= Alexander George Robertson Mackenzie =

Scottish architect (1879–1963)

Alexander George Robertson Mackenzie (12 March 1879 – 20 March 1963) was a Scottish architect.

==Early life==
Born in Aberdeen on 12 March 1879, AGR was the second son of Marshall Mackenzie, architect and his wife, Phoebe Ann Robertson Cooper. He was educated at Gray's School of Art and Aberdeen University and articled to his father in August 1894.

==Professional life==
At the end of his apprenticeship in 1898, he became his father's chief assistant. From 1900, to gain London experience, he worked in the office of Colonel Edis (1839–1927), and studied at the Architectural Association and the Central School of Arts and Crafts. He gained further experience working with René Sergent in Paris and in the London office of Niven & Wigglesworth, before returning to his father's office as a partner in 1902.

AGR was put in charge of a new London office, but continued to spend some time in Aberdeen. The London practice was an immediate success, with commissions for the Waldorf Astoria Hotel in Aldwych and a more prestigious one for Canada House (which was cancelled during World War I). Australia House, also in Aldwych, followed a few years later and was built.

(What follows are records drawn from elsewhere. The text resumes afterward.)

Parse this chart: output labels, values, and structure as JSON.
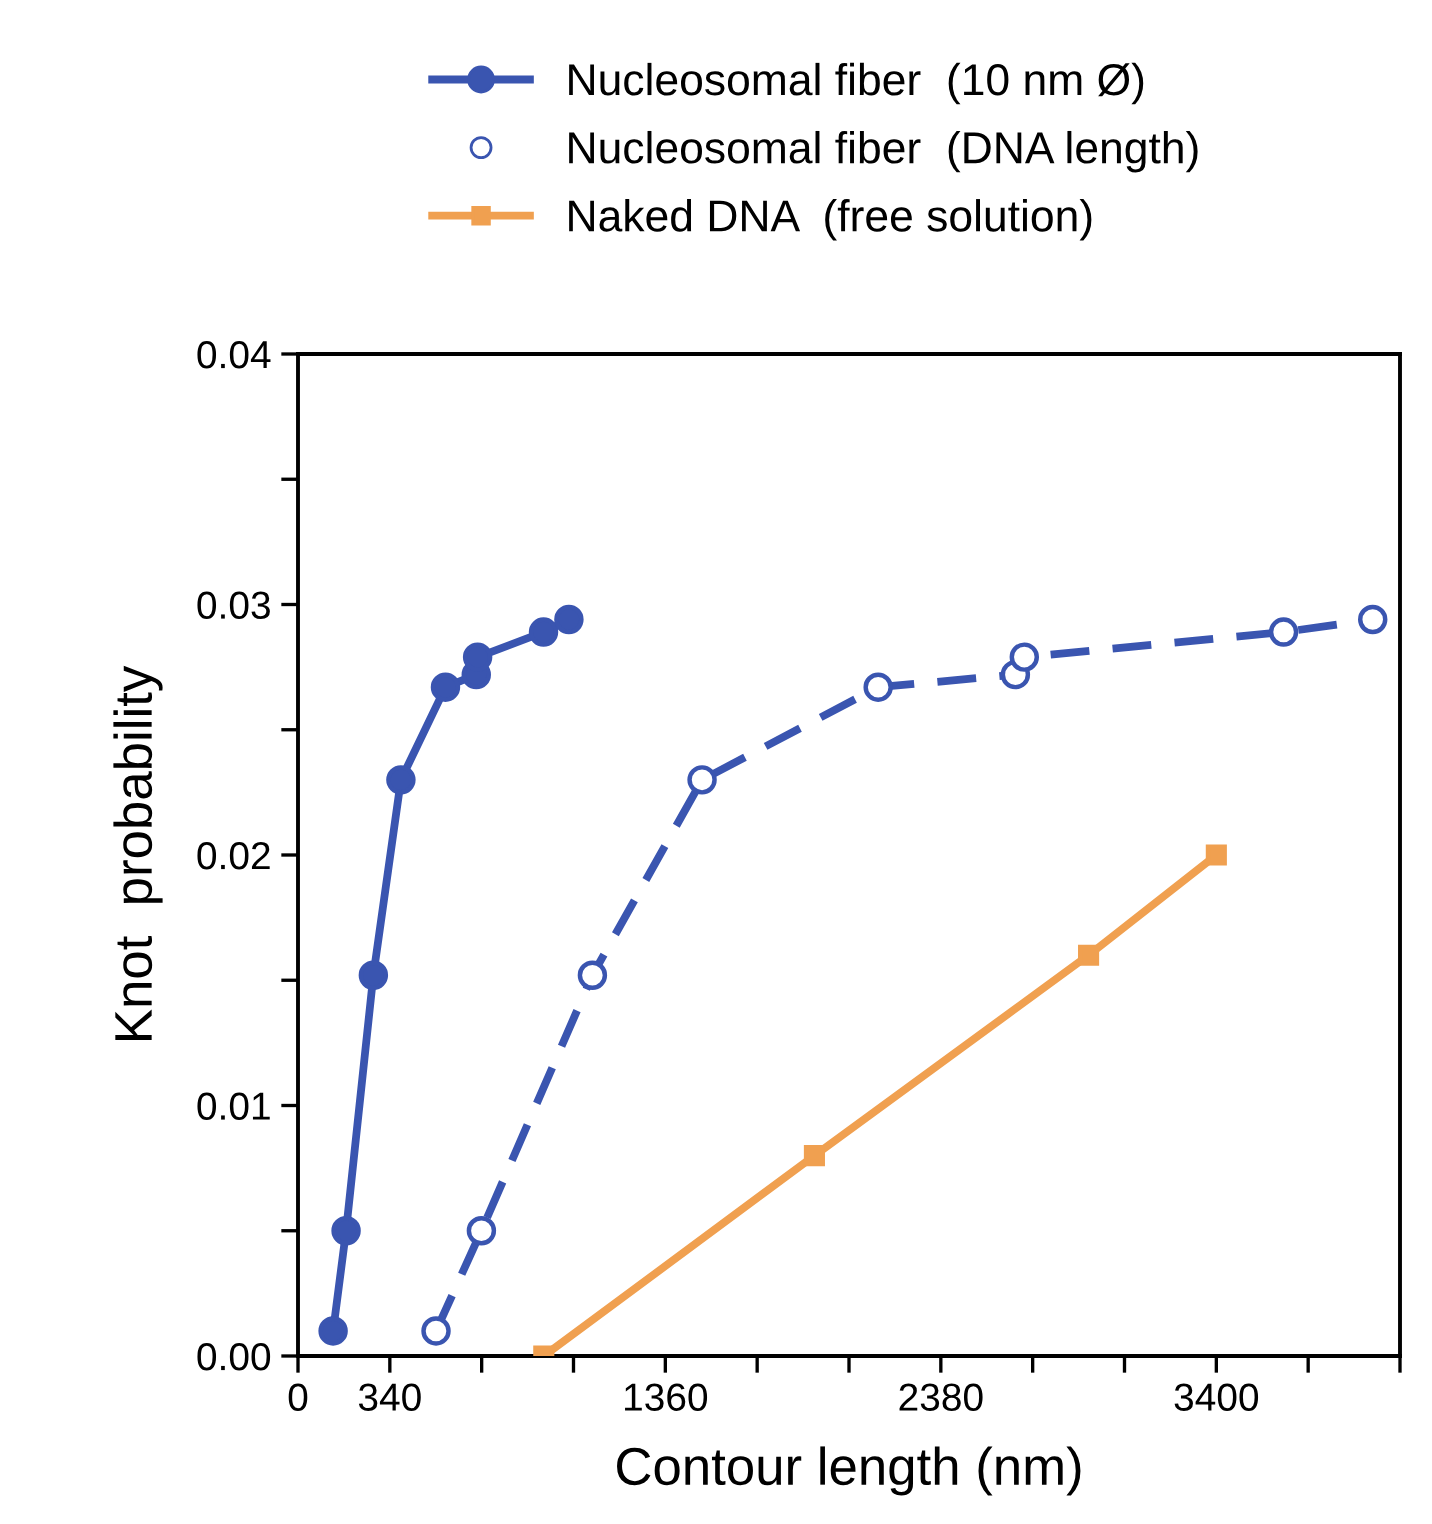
{
  "chart_data": {
    "type": "line",
    "xlabel": "Contour length (nm)",
    "ylabel": "Knot  probability",
    "xlim": [
      0,
      4080
    ],
    "ylim": [
      0,
      0.04
    ],
    "xticks": [
      0,
      340,
      {
        "value": 680,
        "label": null
      },
      {
        "value": 1020,
        "label": null
      },
      1360,
      {
        "value": 1700,
        "label": null
      },
      {
        "value": 2040,
        "label": null
      },
      2380,
      {
        "value": 2720,
        "label": null
      },
      {
        "value": 3060,
        "label": null
      },
      3400,
      {
        "value": 3740,
        "label": null
      },
      {
        "value": 4080,
        "label": null
      }
    ],
    "yticks": [
      {
        "value": 0,
        "label": "0.00"
      },
      {
        "value": 0.005,
        "label": null
      },
      {
        "value": 0.01,
        "label": "0.01"
      },
      {
        "value": 0.015,
        "label": null
      },
      {
        "value": 0.02,
        "label": "0.02"
      },
      {
        "value": 0.025,
        "label": null
      },
      {
        "value": 0.03,
        "label": "0.03"
      },
      {
        "value": 0.035,
        "label": null
      },
      {
        "value": 0.04,
        "label": "0.04"
      }
    ],
    "grid": false,
    "legend": "top",
    "series": [
      {
        "name": "Nucleosomal fiber  (10 nm Ø)",
        "color": "#3a55b0",
        "marker": "circle",
        "line_style": "solid",
        "x": [
          130,
          178,
          279,
          381,
          546,
          660,
          665,
          909,
          1003
        ],
        "values": [
          0.001,
          0.005,
          0.0152,
          0.023,
          0.0267,
          0.0272,
          0.0279,
          0.0289,
          0.0294
        ]
      },
      {
        "name": "Nucleosomal fiber  (DNA length)",
        "color": "#3a55b0",
        "marker": "circle",
        "line_style": "dashed",
        "x": [
          511,
          679,
          1090,
          1496,
          2148,
          2656,
          2689,
          3649,
          3979
        ],
        "values": [
          0.001,
          0.005,
          0.0152,
          0.023,
          0.0267,
          0.0272,
          0.0279,
          0.0289,
          0.0294
        ]
      },
      {
        "name": "Naked DNA  (free solution)",
        "color": "#f0a050",
        "marker": "square",
        "line_style": "solid",
        "x": [
          910,
          1912,
          2927,
          3400
        ],
        "values": [
          0,
          0.008,
          0.016,
          0.02
        ]
      }
    ]
  }
}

In the 1920s, AGR spent much of his time in the Aberdeen office, where his father was assisted by John Gibb Marr (1890–1983), who was taken into partnership in 1927. The Aberdeen practice remained prosperous, with much conservation work – the main client was the National Trust for Scotland. However, the London practice did not recover its pre-war success. After being restructured several times, 'A Marshall Mackenzie & Son' closed the London office. Mackenzie and his wife moved to Bourtie House, a fine Georgian house, near Inverurie. In Aberdeen he designed the Art Deco style Northern Hotel which was built in 1937–8, retrieved Provost Ross' House from ruin (now part of the Maritime Museum). and the Capitol Cinema. Mackenzie remained in partnership with John Gibb Marr until AGR retired completely in 1960.

==Personal life==
During the First World War, AGR enlisted in the London Scottish Regiment and was severely wounded, losing most of a leg. Invalided out, he returned to work with his father. He died on 20 March 1963, after major surgery and is buried at Bourtie churchyard.

==Honours==
AGR was admitted ARIBA in 1901 and elevated to FRIBA in 1913.